Para definirse empieza por sus ancestros. Tiene dos antepasados con sus nombres en las calles de la isla de Saint Louis, en Senegal; uno por parte de madre en el sur y otro por parte de padre en el norte. Al entrar en su ciudad natal es como si los dos la abrazaran a cada lado. «Otros fueron Ahmet Ba, el mayor imam en la ciudad, y Assane Diop Pathé quien luchó por los derechos sociales. Fueron muy revolucionarios», recuerda Coumba Sow, coordinadora de la oficina para la resiliencia en África Occidental y el Sahel de la Organización de las Naciones Unidas para la Alimentación y la Agricultura (FAO). Acude orgullosa a la recién estrenada sede de Dakar con un deslumbrante vestido azul añil tradicional de su villa. «Así nos vestimos allí, con el corte de la falda por encima de la cintura, como las antiguas mestizas, las signares«, refiere simpática sobre las mujeres mulatas que consiguieron poder y posición social durante la colonización francesa. «Saint Louis ha sido siempre una ciudad de mujeres maravillosas», declara antes de mencionar a la autora Aminata Sow Fall o la griot (narradora de historias) Coumba Fall Leonie.
Ella empezó a los 35 años como responsable para África en la oficina del director general de la FAO y estuvo casi un lustro viajando por el mundo, asistiendo a reuniones de alto nivel, asesorando en decisiones clave, conociendo a los mayores gobernadores de su continente. «Nunca he tenido ningún problema para progresar. Si eres competente, nadie nunca te podrá decir que eres una mujer joven con este trabajo. Si eres capaz de hacerlo, nadie te dirá nada. Te dará la responsabilidad, y otras mujeres podrán hacer lo mismo», considera Sow en su nuevo despacho, aún vacío, con todo empaquetado en cajas que apenas llevan dos días allí. Después detalla: «quizás cuesta más que te escuchen por joven que por mujer. Cuando entras en una habitación donde se celebra una reunión, si hay una mujer mayor, la gente le escucha».

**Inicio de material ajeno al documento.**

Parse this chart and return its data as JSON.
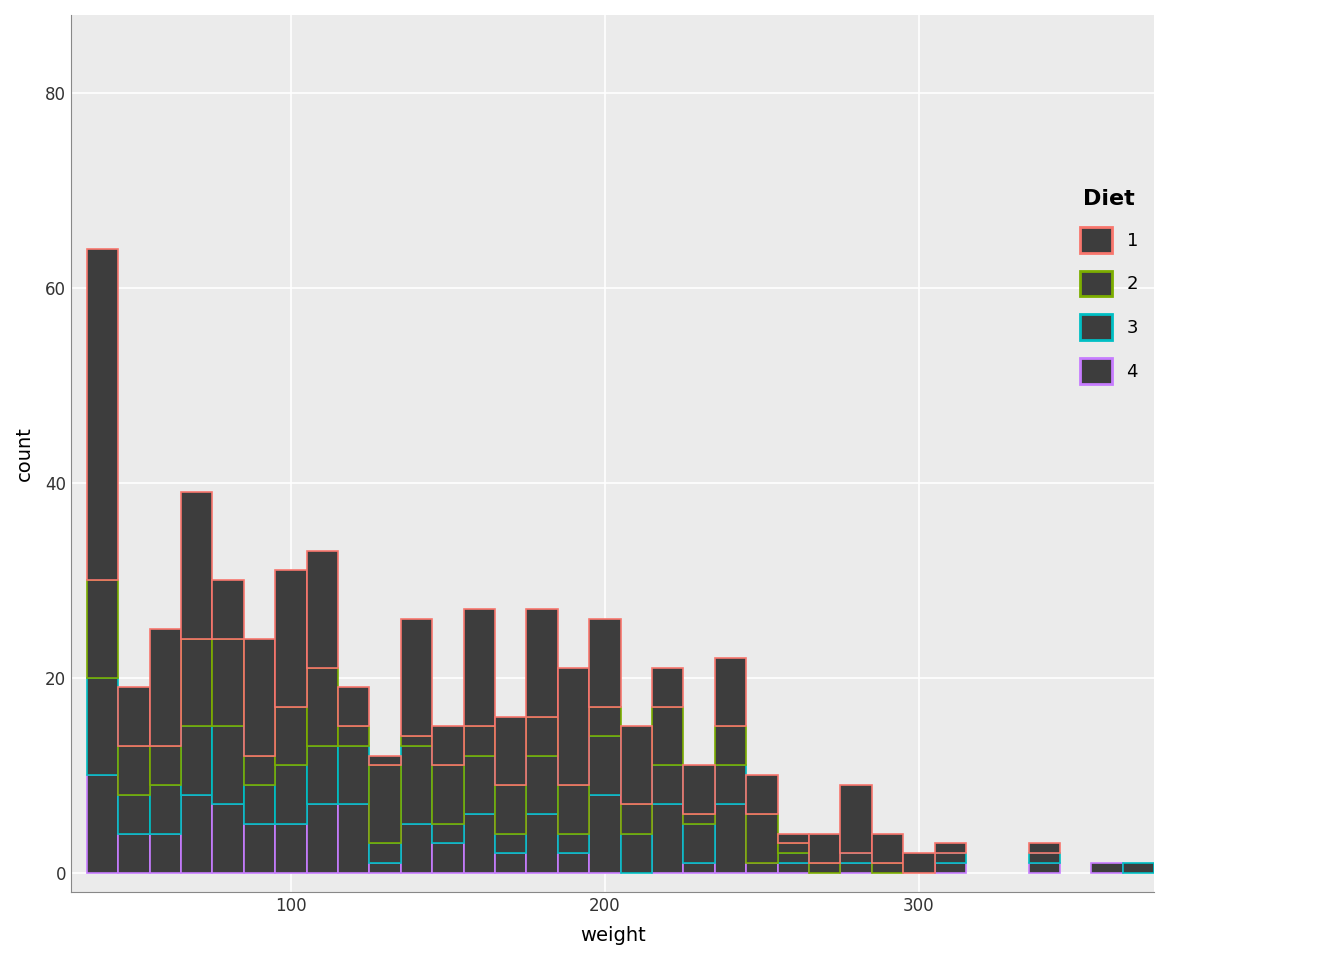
{
  "title": "",
  "xlabel": "weight",
  "binwidth": 10,
  "xlim": [
    30,
    375
  ],
  "ylim": [
    -2,
    88
  ],
  "yticks": [
    0,
    20,
    40,
    60,
    80
  ],
  "xticks": [
    100,
    200,
    300
  ],
  "fill_color": "#3d3d3d",
  "border_colors": [
    "#F8766D",
    "#7CAE00",
    "#00BFC4",
    "#C77CFF"
  ],
  "diet_labels": [
    "1",
    "2",
    "3",
    "4"
  ],
  "legend_title": "Diet",
  "background_color": "#ffffff",
  "panel_background": "#ebebeb",
  "grid_color": "#ffffff",
  "border_linewidth": 1.2
}
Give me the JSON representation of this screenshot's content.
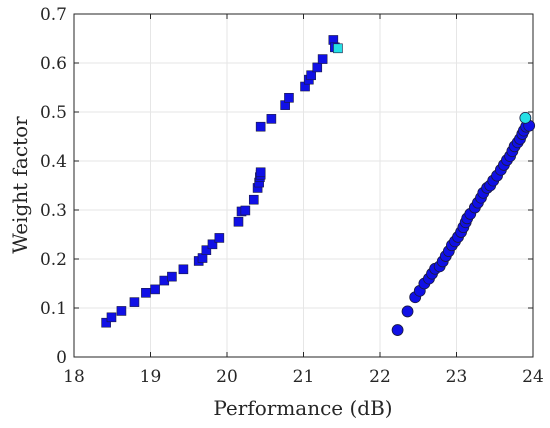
{
  "chart_data": {
    "type": "scatter",
    "title": "",
    "xlabel": "Performance (dB)",
    "ylabel": "Weight factor",
    "xlim": [
      18,
      24
    ],
    "ylim": [
      0,
      0.7
    ],
    "xticks": [
      "18",
      "19",
      "20",
      "21",
      "22",
      "23",
      "24"
    ],
    "yticks": [
      "0",
      "0.1",
      "0.2",
      "0.3",
      "0.4",
      "0.5",
      "0.6",
      "0.7"
    ],
    "grid": true,
    "legend": "none",
    "series": [
      {
        "marker": "square",
        "color": "#1010e6",
        "x": [
          18.42,
          18.49,
          18.62,
          18.79,
          18.94,
          19.06,
          19.18,
          19.28,
          19.43,
          19.63,
          19.68,
          19.73,
          19.81,
          19.9,
          20.15,
          20.19,
          20.24,
          20.35,
          20.4,
          20.42,
          20.43,
          20.44,
          20.44,
          20.44,
          20.58,
          20.76,
          20.81,
          21.02,
          21.07,
          21.1,
          21.18,
          21.25,
          21.39,
          21.41
        ],
        "y": [
          0.07,
          0.081,
          0.094,
          0.112,
          0.131,
          0.138,
          0.156,
          0.164,
          0.179,
          0.196,
          0.202,
          0.218,
          0.23,
          0.243,
          0.276,
          0.297,
          0.299,
          0.321,
          0.345,
          0.356,
          0.367,
          0.372,
          0.377,
          0.47,
          0.486,
          0.514,
          0.529,
          0.552,
          0.566,
          0.575,
          0.591,
          0.608,
          0.647,
          0.632
        ]
      },
      {
        "marker": "square",
        "color": "#26e0e6",
        "x": [
          21.45
        ],
        "y": [
          0.63
        ]
      },
      {
        "marker": "circle",
        "color": "#1010e6",
        "x": [
          22.23,
          22.36,
          22.46,
          22.52,
          22.58,
          22.64,
          22.68,
          22.72,
          22.78,
          22.82,
          22.86,
          22.9,
          22.94,
          22.98,
          23.02,
          23.06,
          23.09,
          23.12,
          23.14,
          23.18,
          23.24,
          23.28,
          23.32,
          23.35,
          23.4,
          23.44,
          23.48,
          23.53,
          23.58,
          23.62,
          23.66,
          23.7,
          23.73,
          23.76,
          23.8,
          23.83,
          23.86,
          23.88,
          23.91,
          23.95
        ],
        "y": [
          0.055,
          0.093,
          0.122,
          0.135,
          0.15,
          0.16,
          0.17,
          0.18,
          0.185,
          0.195,
          0.206,
          0.216,
          0.228,
          0.236,
          0.245,
          0.255,
          0.265,
          0.275,
          0.283,
          0.292,
          0.305,
          0.315,
          0.325,
          0.335,
          0.345,
          0.35,
          0.36,
          0.37,
          0.382,
          0.392,
          0.402,
          0.41,
          0.42,
          0.43,
          0.438,
          0.445,
          0.455,
          0.462,
          0.47,
          0.472
        ]
      },
      {
        "marker": "circle",
        "color": "#26e0e6",
        "x": [
          23.9
        ],
        "y": [
          0.488
        ]
      }
    ]
  }
}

Ella ya estaba acostumbrada a moverse entre hombres cuando estudió Agricultura en Francia entre una mayoría masculina. Y fue gracias a un hombre por quien siguió vinculada al campo: su padre. «Él me hizo amar la agricultura. Era ingeniero agrónomo y, aunque falleció cuando tenía 10 años, pude visitar con él muchas regiones de Senegal. Me enseñó de plantas, de suelos, de huertos… Teníamos un jardín en la casa con frutas, y amaba las rosas», rememora con cariño. «No fue una sorpresa que yo decidiera dedicarme a aquello». Y recuerda de seguido como también su madre le regaló un libro de la FAO que encontraría por la casa de alguna misión de su padre. «Yo vivía en Saint Louis, que es la ciudad de la belleza y donde puedes encontrar casi de todo, pero si lo comparaba con otros lugares que visitaba, sabía que tenía que hacer algo por mejorarlos», dice mientras une sus manos.
Y ha encontrado en las mujeres africanas a las mejores aliadas para conseguir el objetivo de su padre. «Ellas son muy resilientes y están cambiando la cara de la agricultura en África. Producen, venden, cocinan. Y son las mayores productoras de arroz en Saint Louis. Estoy viendo que la revolución agrícola está liderada por mujeres. Hay más poseyendo las tierras y asegurándolas», defiende. «Solo hay que darles oportunidades. Si son pobres o no están bien formadas es difícil que entren en el debate, pero ellas encuentran sus propias soluciones aunque no tengan presencia. Lo bueno es que eso está cambiando. No debemos esperar a que otros lo hagan por nosotras o nos llamen», concluye. Para estas mujeres inició en 2018 el proyecto Un millón de depósitos para el Sahel, inspirado en el programa brasileño Hambre cero para proporcionar agua para consumo y producción agrícola a miles de personas.